In floorball, Kauppi was a member of Koovee's squad from 2011 to 2018. In the 2014–2015 season, she was fifth in the league's points total with 32+17. In the summer of 2018, she moved to play for the Swedish Super League team IKSU with her sister Veera.

In 2020, IKSU withdrew from the league due to financial difficulties and the siblings moved to Team Thorengruppen, playing in Umeå. Kauppi was named the best female player of the 2019–2020 season. She won the Swedish league championship with IKSU and Thorengruppen six times in total.

==International career==
In 2014, Kauppi achieved silver at the World Championship with the Finnish under-19 national team. She was the team's top scorer at the tournament with nine goals and two assists. Kauppi has also served as the captain of that national team. She missed the 2015 Women's World Championships due to a knee injury. In 2016, she won silver at the U19 World Cup for the second time.

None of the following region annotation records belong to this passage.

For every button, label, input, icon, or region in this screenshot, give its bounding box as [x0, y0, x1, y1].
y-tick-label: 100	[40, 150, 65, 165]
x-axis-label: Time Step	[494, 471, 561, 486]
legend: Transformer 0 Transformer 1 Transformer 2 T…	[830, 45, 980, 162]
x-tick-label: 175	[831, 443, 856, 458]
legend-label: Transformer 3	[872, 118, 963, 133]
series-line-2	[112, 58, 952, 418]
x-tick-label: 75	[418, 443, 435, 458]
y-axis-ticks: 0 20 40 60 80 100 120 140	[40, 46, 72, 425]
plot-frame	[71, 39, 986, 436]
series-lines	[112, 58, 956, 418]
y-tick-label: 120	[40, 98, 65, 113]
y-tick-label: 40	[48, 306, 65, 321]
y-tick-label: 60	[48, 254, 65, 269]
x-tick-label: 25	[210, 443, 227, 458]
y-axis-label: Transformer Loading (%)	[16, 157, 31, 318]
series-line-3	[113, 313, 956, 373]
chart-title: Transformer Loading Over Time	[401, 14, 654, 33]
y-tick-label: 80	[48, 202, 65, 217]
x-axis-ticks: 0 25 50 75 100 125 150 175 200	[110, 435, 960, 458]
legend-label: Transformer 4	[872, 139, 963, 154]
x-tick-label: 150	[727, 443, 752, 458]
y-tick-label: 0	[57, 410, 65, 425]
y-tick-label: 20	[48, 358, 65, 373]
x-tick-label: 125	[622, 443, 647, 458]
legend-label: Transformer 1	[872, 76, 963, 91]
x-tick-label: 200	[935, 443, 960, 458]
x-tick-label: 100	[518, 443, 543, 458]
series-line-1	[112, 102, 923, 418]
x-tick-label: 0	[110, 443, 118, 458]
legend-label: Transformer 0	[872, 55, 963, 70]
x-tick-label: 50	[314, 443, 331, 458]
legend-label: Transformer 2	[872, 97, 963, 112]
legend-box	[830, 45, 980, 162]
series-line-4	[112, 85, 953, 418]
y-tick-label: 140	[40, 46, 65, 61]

In 2017, she won silver at the Women's World Championship, as well as winning bronze in 2019, before winning silver again in 2021 and 2023. She was the top scorer at the 2019 World Championship with 15 goals and was named the tournament's most valuable player.

At the first women's floorball tournament at the World Games in 2025, the Finnish team won a major international tournament for the first time since the 2001 World Championship, after Kauppi assisted her sister on the game-winning goal in the final.

==Association football career==
In football, Kauppi played as a midfielder. She made her debut for the Ilves in the Women's League in August 2015 against Merilappi United, coming on as a substitute for the last minute. She won one Finnish Championship silver medal in the league.

==Personal life==
Kauppi's twin sister Veera Kauppi also plays floorball for Team Thorengruppen and the Finnish national team, and has played football for Ilves.

== Awards ==
Kauppi was included among the world's 10 best floorball players six times between 2019 and 2025 in a poll conducted by Innebandymagazinet magazine. Her best placement was 5th in 2019 and 2022.